Posted by cubic_me on September 16, 2003, at 5:43:58

In reply to Re: Should I go back into therapy? » cubic_me, posted by fallsfall on September 14, 2003, at 22:33:14

Yeah, I've been depressed for 6 or 7 years, I'm only 20 now so its all I've ever known really. I didnt get any treatment until this year because I didnt want anything to go down on my record that might stop me getting a job, and it went in waves, so I'd always convince myself that I'd come out of it eventually. I only got help this year because a really close friend killed herself and everything got worse from there. My housemates at university practically marched me into therapy.

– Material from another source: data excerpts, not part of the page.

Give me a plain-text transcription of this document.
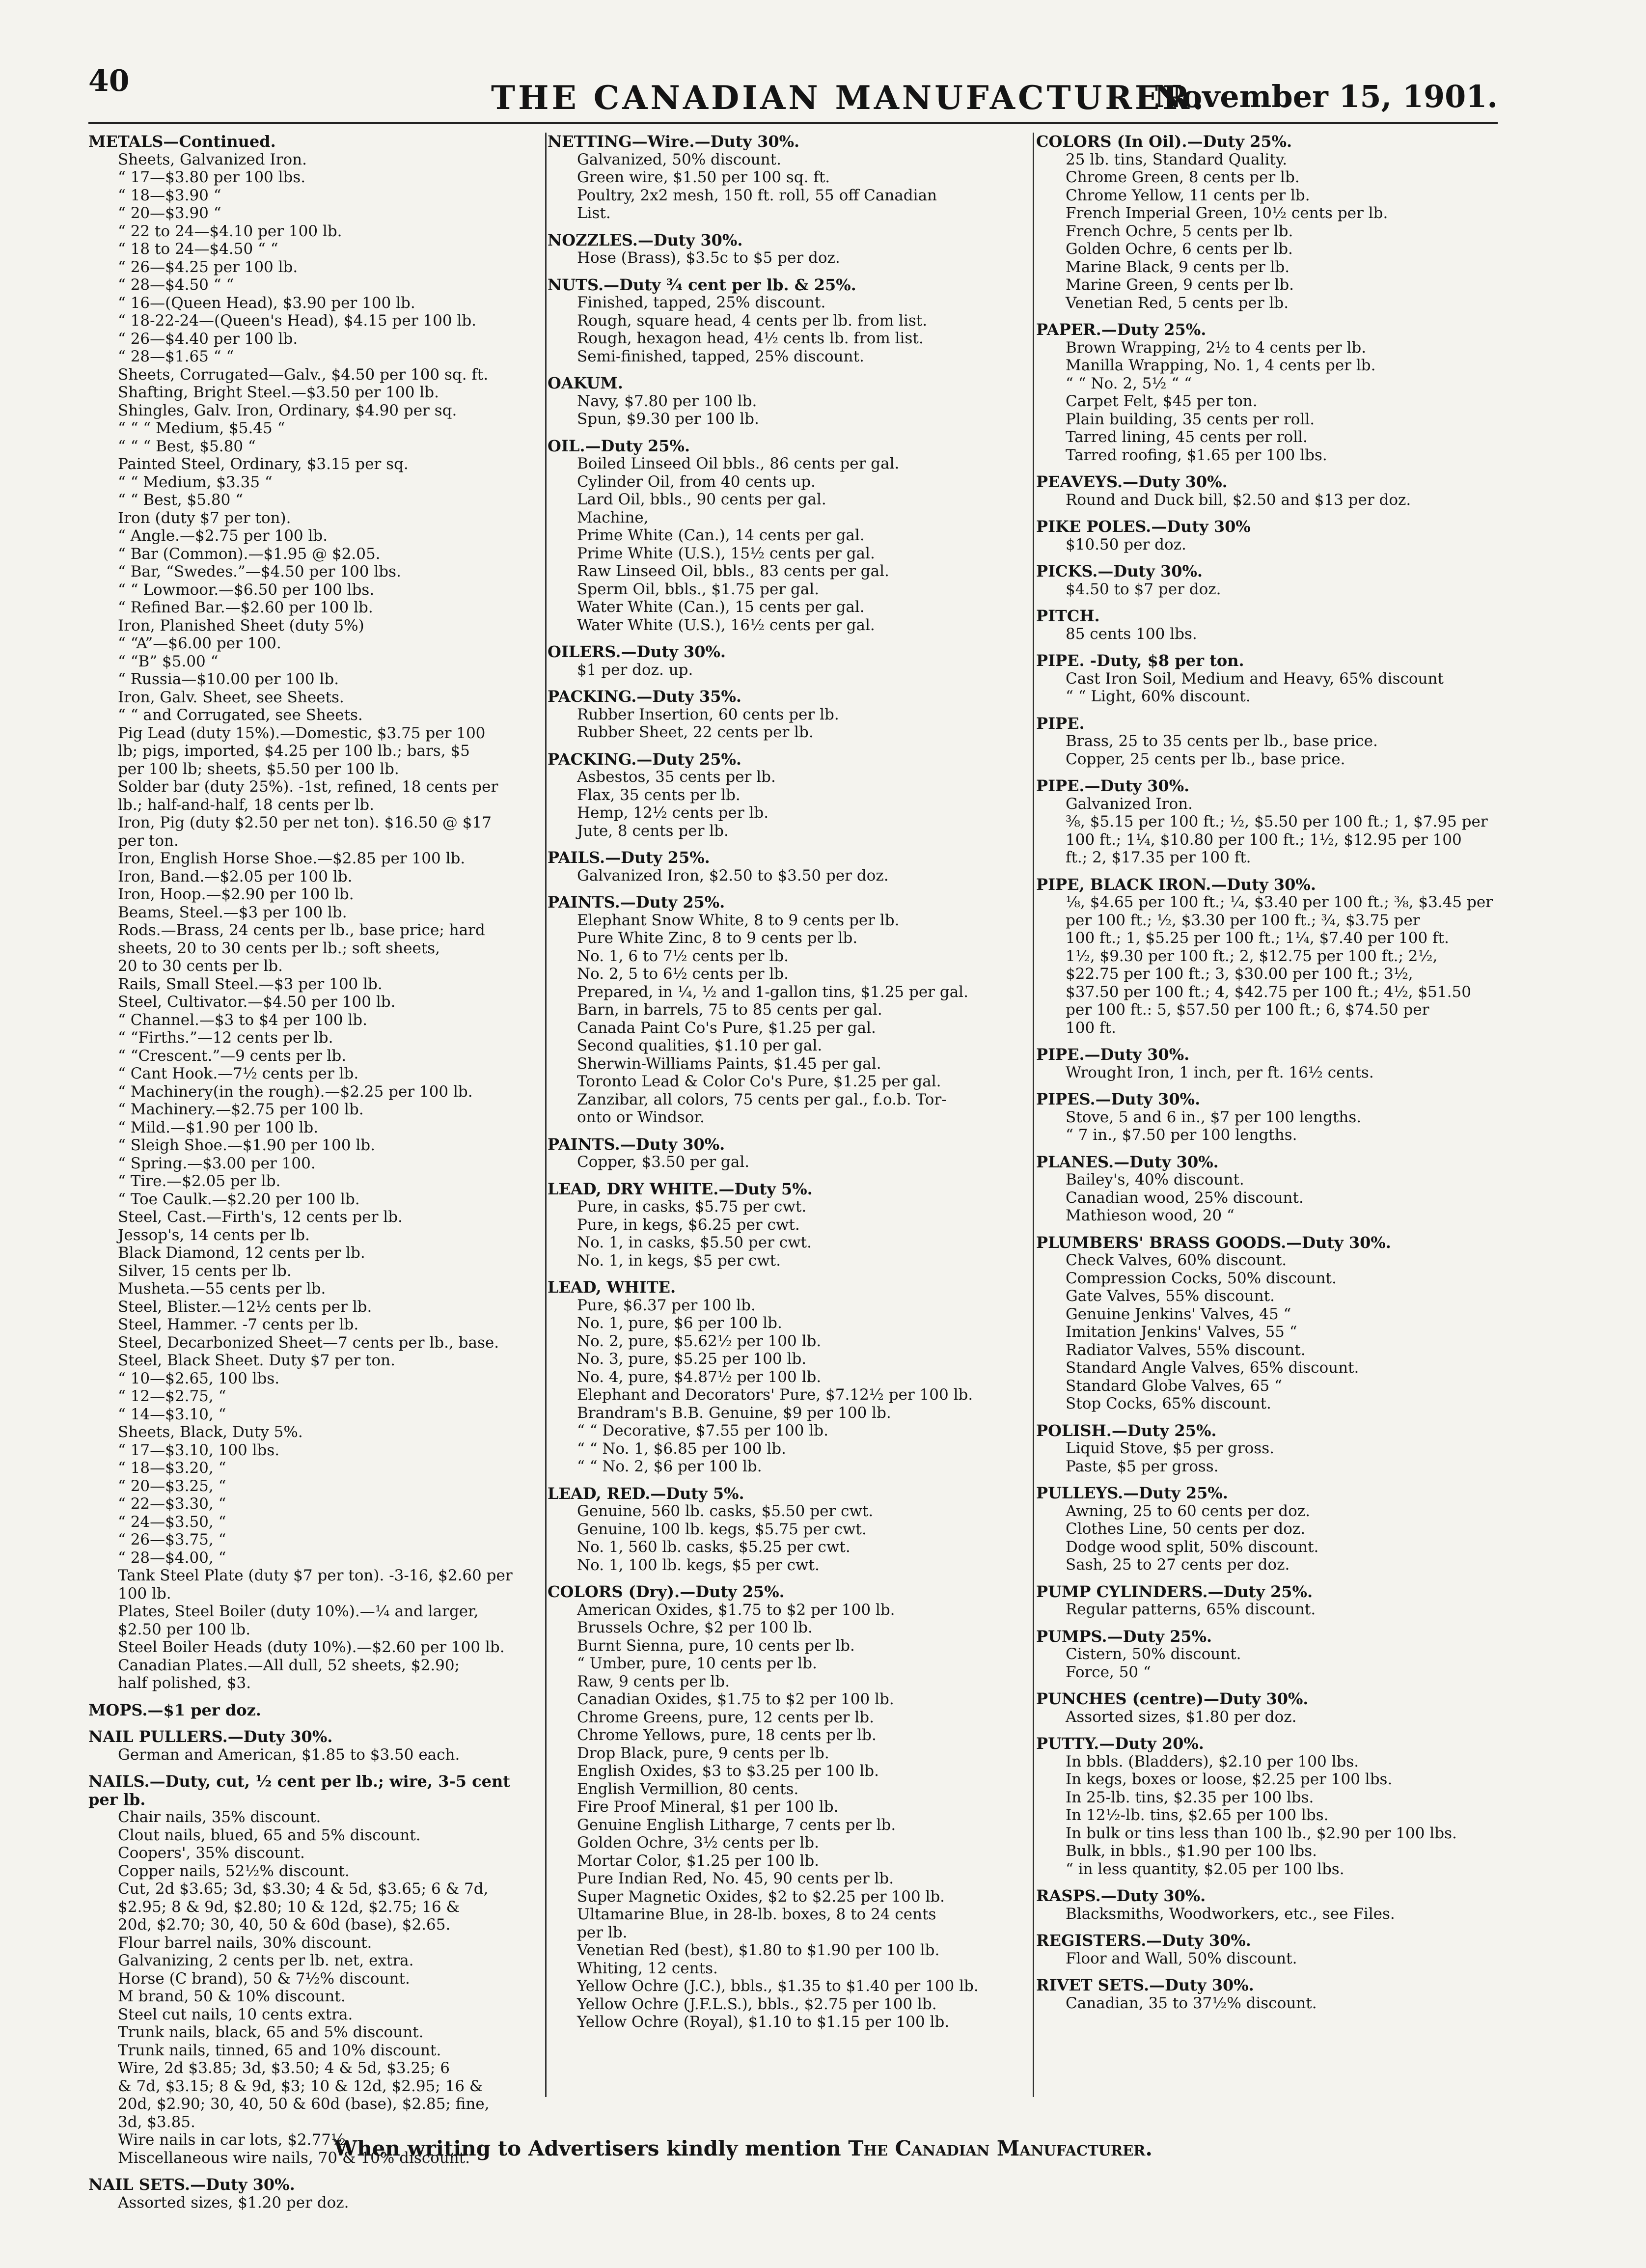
40	THE CANADIAN MANUFACTURER.
November 15, 1901.
METALS—Continued.
Sheets, Galvanized Iron.
“ 17—$3.80 per 100 lbs.
“ 18—$3.90 “
“ 20—$3.90 “
“ 22 to 24—$4.10 per 100 lb.
“ 18 to 24—$4.50 “ “
“ 26—$4.25 per 100 lb.
“ 28—$4.50 “ “
“ 16—(Queen Head), $3.90 per 100 lb.
“ 18-22-24—(Queen's Head), $4.15 per 100 lb.
“ 26—$4.40 per 100 lb.
“ 28—$1.65 “ “
Sheets, Corrugated—Galv., $4.50 per 100 sq. ft.
Shafting, Bright Steel.—$3.50 per 100 lb.
Shingles, Galv. Iron, Ordinary, $4.90 per sq.
“ “ “ Medium, $5.45 “
“ “ “ Best, $5.80 “
Painted Steel, Ordinary, $3.15 per sq.
“ “ Medium, $3.35 “
“ “ Best, $5.80 “
Iron (duty $7 per ton).
“ Angle.—$2.75 per 100 lb.
“ Bar (Common).—$1.95 @ $2.05.
“ Bar, “Swedes.”—$4.50 per 100 lbs.
“ “ Lowmoor.—$6.50 per 100 lbs.
“ Refined Bar.—$2.60 per 100 lb.
Iron, Planished Sheet (duty 5%)
“ “A”—$6.00 per 100.
“ “B” $5.00 “
“ Russia—$10.00 per 100 lb.
Iron, Galv. Sheet, see Sheets.
“ “ and Corrugated, see Sheets.
Pig Lead (duty 15%).—Domestic, $3.75 per 100
lb; pigs, imported, $4.25 per 100 lb.; bars, $5
per 100 lb; sheets, $5.50 per 100 lb.
Solder bar (duty 25%). -1st, refined, 18 cents per
lb.; half-and-half, 18 cents per lb.
Iron, Pig (duty $2.50 per net ton). $16.50 @ $17
per ton.
Iron, English Horse Shoe.—$2.85 per 100 lb.
Iron, Band.—$2.05 per 100 lb.
Iron, Hoop.—$2.90 per 100 lb.
Beams, Steel.—$3 per 100 lb.
Rods.—Brass, 24 cents per lb., base price; hard
sheets, 20 to 30 cents per lb.; soft sheets,
20 to 30 cents per lb.
Rails, Small Steel.—$3 per 100 lb.
Steel, Cultivator.—$4.50 per 100 lb.
“ Channel.—$3 to $4 per 100 lb.
“ “Firths.”—12 cents per lb.
“ “Crescent.”—9 cents per lb.
“ Cant Hook.—7½ cents per lb.
“ Machinery(in the rough).—$2.25 per 100 lb.
“ Machinery.—$2.75 per 100 lb.
“ Mild.—$1.90 per 100 lb.
“ Sleigh Shoe.—$1.90 per 100 lb.
“ Spring.—$3.00 per 100.
“ Tire.—$2.05 per lb.
“ Toe Caulk.—$2.20 per 100 lb.
Steel, Cast.—Firth's, 12 cents per lb.
Jessop's, 14 cents per lb.
Black Diamond, 12 cents per lb.
Silver, 15 cents per lb.
Musheta.—55 cents per lb.
Steel, Blister.—12½ cents per lb.
Steel, Hammer. -7 cents per lb.
Steel, Decarbonized Sheet—7 cents per lb., base.
Steel, Black Sheet. Duty $7 per ton.
“ 10—$2.65, 100 lbs.
“ 12—$2.75, “
“ 14—$3.10, “
Sheets, Black, Duty 5%.
“ 17—$3.10, 100 lbs.
“ 18—$3.20, “
“ 20—$3.25, “
“ 22—$3.30, “
“ 24—$3.50, “
“ 26—$3.75, “
“ 28—$4.00, “
Tank Steel Plate (duty $7 per ton). -3-16, $2.60 per
100 lb.
Plates, Steel Boiler (duty 10%).—¼ and larger,
$2.50 per 100 lb.
Steel Boiler Heads (duty 10%).—$2.60 per 100 lb.
Canadian Plates.—All dull, 52 sheets, $2.90;
half polished, $3.
MOPS.—$1 per doz.
NAIL PULLERS.—Duty 30%.
German and American, $1.85 to $3.50 each.
NAILS.—Duty, cut, ½ cent per lb.; wire, 3-5 cent per lb.
Chair nails, 35% discount.
Clout nails, blued, 65 and 5% discount.
Coopers', 35% discount.
Copper nails, 52½% discount.
Cut, 2d $3.65; 3d, $3.30; 4 & 5d, $3.65; 6 & 7d,
$2.95; 8 & 9d, $2.80; 10 & 12d, $2.75; 16 &
20d, $2.70; 30, 40, 50 & 60d (base), $2.65.
Flour barrel nails, 30% discount.
Galvanizing, 2 cents per lb. net, extra.
Horse (C brand), 50 & 7½% discount.
M brand, 50 & 10% discount.
Steel cut nails, 10 cents extra.
Trunk nails, black, 65 and 5% discount.
Trunk nails, tinned, 65 and 10% discount.
Wire, 2d $3.85; 3d, $3.50; 4 & 5d, $3.25; 6
& 7d, $3.15; 8 & 9d, $3; 10 & 12d, $2.95; 16 &
20d, $2.90; 30, 40, 50 & 60d (base), $2.85; fine,
3d, $3.85.
Wire nails in car lots, $2.77½.
Miscellaneous wire nails, 70 & 10% discount.
NAIL SETS.—Duty 30%.
Assorted sizes, $1.20 per doz.
NETTING—Wire.—Duty 30%.
Galvanized, 50% discount.
Green wire, $1.50 per 100 sq. ft.
Poultry, 2x2 mesh, 150 ft. roll, 55 off Canadian
List.
NOZZLES.—Duty 30%.
Hose (Brass), $3.5c to $5 per doz.
NUTS.—Duty ¾ cent per lb. & 25%.
Finished, tapped, 25% discount.
Rough, square head, 4 cents per lb. from list.
Rough, hexagon head, 4½ cents lb. from list.
Semi-finished, tapped, 25% discount.
OAKUM.
Navy, $7.80 per 100 lb.
Spun, $9.30 per 100 lb.
OIL.—Duty 25%.
Boiled Linseed Oil bbls., 86 cents per gal.
Cylinder Oil, from 40 cents up.
Lard Oil, bbls., 90 cents per gal.
Machine,
Prime White (Can.), 14 cents per gal.
Prime White (U.S.), 15½ cents per gal.
Raw Linseed Oil, bbls., 83 cents per gal.
Sperm Oil, bbls., $1.75 per gal.
Water White (Can.), 15 cents per gal.
Water White (U.S.), 16½ cents per gal.
OILERS.—Duty 30%.
$1 per doz. up.
PACKING.—Duty 35%.
Rubber Insertion, 60 cents per lb.
Rubber Sheet, 22 cents per lb.
PACKING.—Duty 25%.
Asbestos, 35 cents per lb.
Flax, 35 cents per lb.
Hemp, 12½ cents per lb.
Jute, 8 cents per lb.
PAILS.—Duty 25%.
Galvanized Iron, $2.50 to $3.50 per doz.
PAINTS.—Duty 25%.
Elephant Snow White, 8 to 9 cents per lb.
Pure White Zinc, 8 to 9 cents per lb.
No. 1, 6 to 7½ cents per lb.
No. 2, 5 to 6½ cents per lb.
Prepared, in ¼, ½ and 1-gallon tins, $1.25 per gal.
Barn, in barrels, 75 to 85 cents per gal.
Canada Paint Co's Pure, $1.25 per gal.
Second qualities, $1.10 per gal.
Sherwin-Williams Paints, $1.45 per gal.
Toronto Lead & Color Co's Pure, $1.25 per gal.
Zanzibar, all colors, 75 cents per gal., f.o.b. Tor-
onto or Windsor.
PAINTS.—Duty 30%.
Copper, $3.50 per gal.
LEAD, DRY WHITE.—Duty 5%.
Pure, in casks, $5.75 per cwt.
Pure, in kegs, $6.25 per cwt.
No. 1, in casks, $5.50 per cwt.
No. 1, in kegs, $5 per cwt.
LEAD, WHITE.
Pure, $6.37 per 100 lb.
No. 1, pure, $6 per 100 lb.
No. 2, pure, $5.62½ per 100 lb.
No. 3, pure, $5.25 per 100 lb.
No. 4, pure, $4.87½ per 100 lb.
Elephant and Decorators' Pure, $7.12½ per 100 lb.
Brandram's B.B. Genuine, $9 per 100 lb.
“ “ Decorative, $7.55 per 100 lb.
“ “ No. 1, $6.85 per 100 lb.
“ “ No. 2, $6 per 100 lb.
LEAD, RED.—Duty 5%.
Genuine, 560 lb. casks, $5.50 per cwt.
Genuine, 100 lb. kegs, $5.75 per cwt.
No. 1, 560 lb. casks, $5.25 per cwt.
No. 1, 100 lb. kegs, $5 per cwt.
COLORS (Dry).—Duty 25%.
American Oxides, $1.75 to $2 per 100 lb.
Brussels Ochre, $2 per 100 lb.
Burnt Sienna, pure, 10 cents per lb.
“ Umber, pure, 10 cents per lb.
Raw, 9 cents per lb.
Canadian Oxides, $1.75 to $2 per 100 lb.
Chrome Greens, pure, 12 cents per lb.
Chrome Yellows, pure, 18 cents per lb.
Drop Black, pure, 9 cents per lb.
English Oxides, $3 to $3.25 per 100 lb.
English Vermillion, 80 cents.
Fire Proof Mineral, $1 per 100 lb.
Genuine English Litharge, 7 cents per lb.
Golden Ochre, 3½ cents per lb.
Mortar Color, $1.25 per 100 lb.
Pure Indian Red, No. 45, 90 cents per lb.
Super Magnetic Oxides, $2 to $2.25 per 100 lb.
Ultamarine Blue, in 28-lb. boxes, 8 to 24 cents
per lb.
Venetian Red (best), $1.80 to $1.90 per 100 lb.
Whiting, 12 cents.
Yellow Ochre (J.C.), bbls., $1.35 to $1.40 per 100 lb.
Yellow Ochre (J.F.L.S.), bbls., $2.75 per 100 lb.
Yellow Ochre (Royal), $1.10 to $1.15 per 100 lb.
COLORS (In Oil).—Duty 25%.
25 lb. tins, Standard Quality.
Chrome Green, 8 cents per lb.
Chrome Yellow, 11 cents per lb.
French Imperial Green, 10½ cents per lb.
French Ochre, 5 cents per lb.
Golden Ochre, 6 cents per lb.
Marine Black, 9 cents per lb.
Marine Green, 9 cents per lb.
Venetian Red, 5 cents per lb.
PAPER.—Duty 25%.
Brown Wrapping, 2½ to 4 cents per lb.
Manilla Wrapping, No. 1, 4 cents per lb.
“ “ No. 2, 5½ “ “
Carpet Felt, $45 per ton.
Plain building, 35 cents per roll.
Tarred lining, 45 cents per roll.
Tarred roofing, $1.65 per 100 lbs.
PEAVEYS.—Duty 30%.
Round and Duck bill, $2.50 and $13 per doz.
PIKE POLES.—Duty 30%
$10.50 per doz.
PICKS.—Duty 30%.
$4.50 to $7 per doz.
PITCH.
85 cents 100 lbs.
PIPE. -Duty, $8 per ton.
Cast Iron Soil, Medium and Heavy, 65% discount
“ “ Light, 60% discount.
PIPE.
Brass, 25 to 35 cents per lb., base price.
Copper, 25 cents per lb., base price.
PIPE.—Duty 30%.
Galvanized Iron.
⅜, $5.15 per 100 ft.; ½, $5.50 per 100 ft.; 1, $7.95 per
100 ft.; 1¼, $10.80 per 100 ft.; 1½, $12.95 per 100
ft.; 2, $17.35 per 100 ft.
PIPE, BLACK IRON.—Duty 30%.
⅛, $4.65 per 100 ft.; ¼, $3.40 per 100 ft.; ⅜, $3.45 per
per 100 ft.; ½, $3.30 per 100 ft.; ¾, $3.75 per
100 ft.; 1, $5.25 per 100 ft.; 1¼, $7.40 per 100 ft.
1½, $9.30 per 100 ft.; 2, $12.75 per 100 ft.; 2½,
$22.75 per 100 ft.; 3, $30.00 per 100 ft.; 3½,
$37.50 per 100 ft.; 4, $42.75 per 100 ft.; 4½, $51.50
per 100 ft.: 5, $57.50 per 100 ft.; 6, $74.50 per
100 ft.
PIPE.—Duty 30%.
Wrought Iron, 1 inch, per ft. 16½ cents.
PIPES.—Duty 30%.
Stove, 5 and 6 in., $7 per 100 lengths.
“ 7 in., $7.50 per 100 lengths.
PLANES.—Duty 30%.
Bailey's, 40% discount.
Canadian wood, 25% discount.
Mathieson wood, 20 “
PLUMBERS' BRASS GOODS.—Duty 30%.
Check Valves, 60% discount.
Compression Cocks, 50% discount.
Gate Valves, 55% discount.
Genuine Jenkins' Valves, 45 “
Imitation Jenkins' Valves, 55 “
Radiator Valves, 55% discount.
Standard Angle Valves, 65% discount.
Standard Globe Valves, 65 “
Stop Cocks, 65% discount.
POLISH.—Duty 25%.
Liquid Stove, $5 per gross.
Paste, $5 per gross.
PULLEYS.—Duty 25%.
Awning, 25 to 60 cents per doz.
Clothes Line, 50 cents per doz.
Dodge wood split, 50% discount.
Sash, 25 to 27 cents per doz.
PUMP CYLINDERS.—Duty 25%.
Regular patterns, 65% discount.
PUMPS.—Duty 25%.
Cistern, 50% discount.
Force, 50 “
PUNCHES (centre)—Duty 30%.
Assorted sizes, $1.80 per doz.
PUTTY.—Duty 20%.
In bbls. (Bladders), $2.10 per 100 lbs.
In kegs, boxes or loose, $2.25 per 100 lbs.
In 25-lb. tins, $2.35 per 100 lbs.
In 12½-lb. tins, $2.65 per 100 lbs.
In bulk or tins less than 100 lb., $2.90 per 100 lbs.
Bulk, in bbls., $1.90 per 100 lbs.
“ in less quantity, $2.05 per 100 lbs.
RASPS.—Duty 30%.
Blacksmiths, Woodworkers, etc., see Files.
REGISTERS.—Duty 30%.
Floor and Wall, 50% discount.
RIVET SETS.—Duty 30%.
Canadian, 35 to 37½% discount.
When writing to Advertisers kindly mention The Canadian Manufacturer.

It helped at first because I was dealing mainly with the loss of my friend. I only told my therapist that I had been depressed before that when our sessions were about to end. I have been pretty suicidal at times, and she's the only person I've really talked to about that. I havent made an actual attempt but I've come very close. I also told her that I self harm, but I think I played it down abit too much so we havent really talked about it.

I did feel like I was getting abit dependant on her. I was thinking too deeply about how things I was doing between sessions would affect what went on in the sessions - like if I did a certain thing, what reaction would that provoke in her. I also thought that I was trying too hard to gain her acceptance. I didnt want to say certain things incase she thought I was stupid or too needy, or not in need of councelling. I was always wondering what she was thinking but too afraid to ask.

I think, compared to others people, I dont become that dependent on people, but I really value my independance. Because I felt so strongly that I wanted to see her, because she understood me etc, I felt that maybe it wasnt a good thing. I suppose I am ashamed to admit that I want to keep going to therapy with her because that will set it in stone that I cant cope on my own.

Maybe I will schedule a session with her to sort stuff out. But I dont want to disrupt the therapy that the psychiatrist is sorting out. I think writing this stuff down has helped me sort things out a little, but i'm still undecided (but indecisiveness is one of my problems!)